Ella desenvolvió el caramelo, lo probó y luego bajó la cabeza para concentrarse en los datos que tenía sobre la mesa. No había dicho ni una palabra, pero Nikolas interpretó su silencio como una aprobación. No había interrumpido su conversación con Cedric ni había preguntado por los caramelos que había traído.
Fue entonces cuando Nikolas comprendió que Carol tenía razón. Mientras Cedric no saliera perjudicado, Daniela rara vez intervenía.
Darse cuenta de eso lo llenó de celos y amargura.
¿Cuánto amaba Daniela a Cedric? ¿Hasta dónde llegaría para mimarlo?
Nikolas seguía pensativo cuando llegaron los socios de la empresa. Era inusual que Alexander fuera tan discreto. Llegó el último, detrás de los demás.
La secretaria de Daniela se acercó a ella. —Señorita Harper, los socios para la colaboración están aquí para revisar los detalles.
Hamilton había completado la adquisición y cerrado el contrato antes de entregar la empresa a Daniela. Confiaba en que ella respetaría el acuerdo, y tenía razón.
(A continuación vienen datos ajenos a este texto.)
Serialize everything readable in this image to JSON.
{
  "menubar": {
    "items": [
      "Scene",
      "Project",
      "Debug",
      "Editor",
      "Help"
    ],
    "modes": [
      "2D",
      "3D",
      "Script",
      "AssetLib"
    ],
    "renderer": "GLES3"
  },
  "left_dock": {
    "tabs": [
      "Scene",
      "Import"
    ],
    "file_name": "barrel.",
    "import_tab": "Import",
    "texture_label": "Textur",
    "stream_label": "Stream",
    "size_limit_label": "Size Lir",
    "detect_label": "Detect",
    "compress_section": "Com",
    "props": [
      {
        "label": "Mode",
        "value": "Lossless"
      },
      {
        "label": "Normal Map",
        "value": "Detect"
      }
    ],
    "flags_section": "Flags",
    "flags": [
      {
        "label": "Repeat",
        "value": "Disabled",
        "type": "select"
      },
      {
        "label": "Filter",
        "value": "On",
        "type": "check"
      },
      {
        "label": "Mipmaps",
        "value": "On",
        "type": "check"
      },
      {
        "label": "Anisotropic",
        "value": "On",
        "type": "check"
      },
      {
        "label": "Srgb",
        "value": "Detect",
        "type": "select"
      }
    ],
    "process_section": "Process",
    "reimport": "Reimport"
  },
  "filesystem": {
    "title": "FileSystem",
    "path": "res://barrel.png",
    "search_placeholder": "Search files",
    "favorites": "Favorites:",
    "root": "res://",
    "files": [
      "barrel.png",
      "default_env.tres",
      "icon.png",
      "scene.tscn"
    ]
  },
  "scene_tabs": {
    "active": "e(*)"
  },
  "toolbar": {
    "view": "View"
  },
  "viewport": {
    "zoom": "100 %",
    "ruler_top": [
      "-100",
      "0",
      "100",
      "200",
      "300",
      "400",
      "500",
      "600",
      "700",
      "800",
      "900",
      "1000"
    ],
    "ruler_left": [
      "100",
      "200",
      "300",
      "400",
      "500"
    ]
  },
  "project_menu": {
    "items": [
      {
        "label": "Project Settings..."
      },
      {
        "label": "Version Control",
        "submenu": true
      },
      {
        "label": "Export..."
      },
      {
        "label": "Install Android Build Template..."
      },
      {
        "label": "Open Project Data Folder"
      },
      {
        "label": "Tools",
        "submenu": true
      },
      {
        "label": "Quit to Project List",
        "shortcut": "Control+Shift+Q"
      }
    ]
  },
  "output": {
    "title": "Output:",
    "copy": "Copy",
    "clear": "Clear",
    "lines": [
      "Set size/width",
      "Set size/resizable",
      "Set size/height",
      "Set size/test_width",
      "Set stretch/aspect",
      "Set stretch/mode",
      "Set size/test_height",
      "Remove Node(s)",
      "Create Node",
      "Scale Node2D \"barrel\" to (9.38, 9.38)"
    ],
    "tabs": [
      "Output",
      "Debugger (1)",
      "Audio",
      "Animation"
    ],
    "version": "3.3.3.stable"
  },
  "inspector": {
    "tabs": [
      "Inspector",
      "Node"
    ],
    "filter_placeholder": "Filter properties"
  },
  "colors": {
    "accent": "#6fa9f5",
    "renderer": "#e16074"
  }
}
Daniela mantenía estrictamente separados los negocios y los sentimientos personales.
Cuando los socios se reunieron en la sala de conferencias, Daniela tomó su lugar a la cabecera de la mesa y escuchó atentamente sus propuestas. Alexander esperó su turno, luego se enderezó el traje a medida y se acercó al podio. Hizo su presentación con calma y confianza, ganándose el gesto de aprobación de Daniela antes de pasar a la siguiente diapositiva.
Junto a la puerta, Nikolas murmuró entre dientes: «Qué broma».
Carol arqueó una ceja. —¿Por qué le guardas rencor a Alexander? ¿Qué te ha hecho?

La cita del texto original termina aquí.